Re: remove the ->mapping_error method from dma_map_ops V2

2018-11-28 Thread Russell King - ARM Linux
On Wed, Nov 28, 2018 at 11:19:15AM -0800, Linus Torvalds wrote:
> On Wed, Nov 28, 2018, 10:08 Russell King - ARM Linux  wrote:
> 
> > >
> > > You already cannot do that kmalloc(), exactly because of ERR_PTR().
> >
> > I'm very sorry, but I think you are confused.
> >
> > kmalloc() returns a _virtual_ address, which quite rightly must not be
> > in the top 4K of 4GB, exactly due to ERR_PTR().  That is fine.
> >
> > However, that is a completely different kettle of fish from a physical
> > or DMA address - neither of which are virtual addresses.
> >
> 
> You cut away the part that showed that I'm not in the least confused.
> 
> Let me just paste it back in here:
> 
>   "Which is what we ALREADY do for these exact reasons.
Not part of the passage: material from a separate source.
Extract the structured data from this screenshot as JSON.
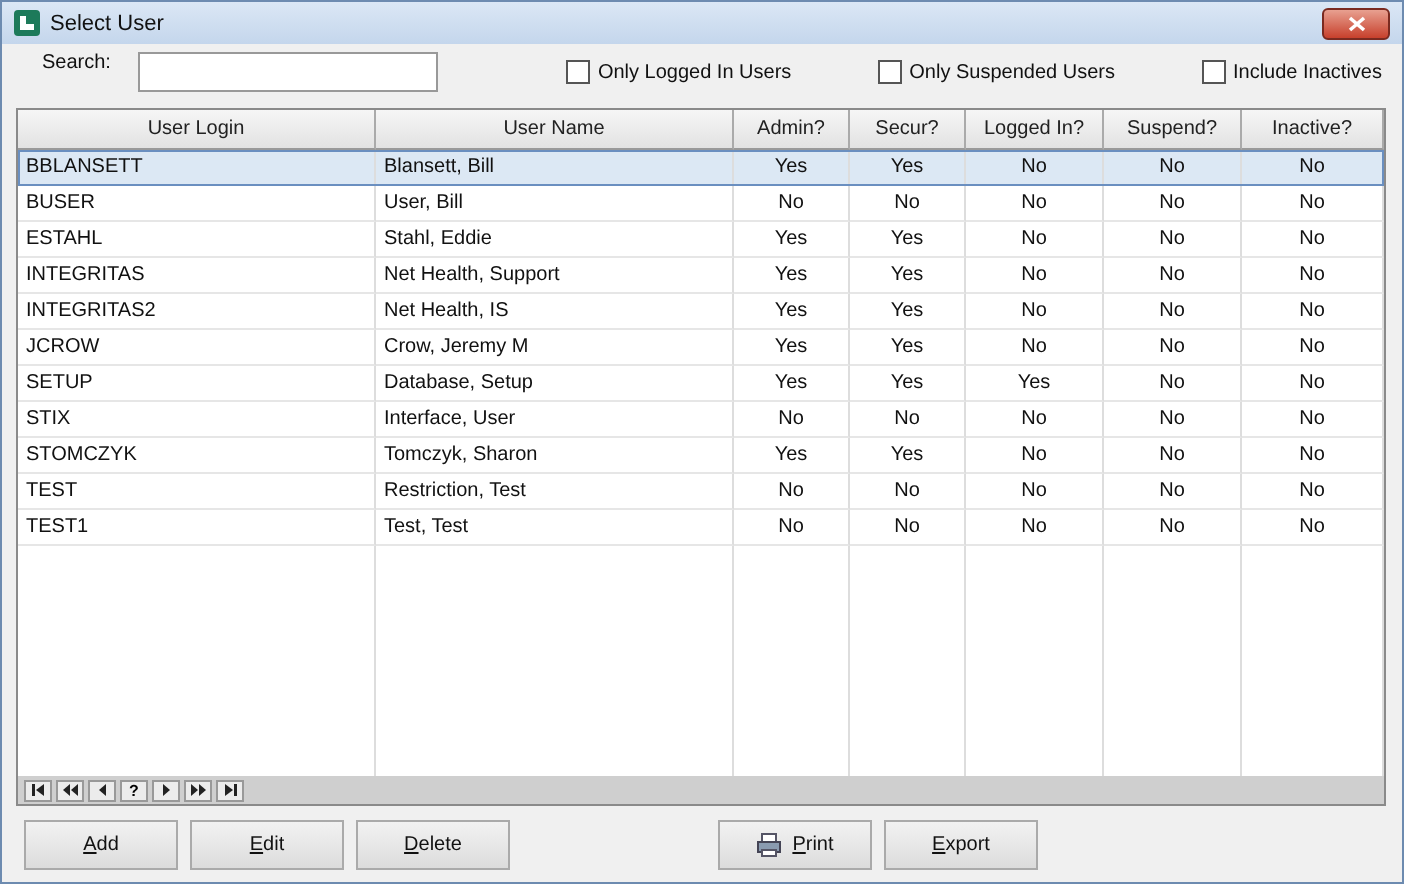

If the DMA
> mappings means that you'd need to add one more page to that list of
> reserved pages, then so be it."

We're not talking about just one more page.  We're talking about
_every_ page that _may_ map to a bus address in the range of 4GB - 4K
(a point I've already made earlier in this discussion.)

It's not just about physical addresses, it's about bus addresses,
and there are buses out there that have a translation between physical
address and bus address without IOMMUs and the like.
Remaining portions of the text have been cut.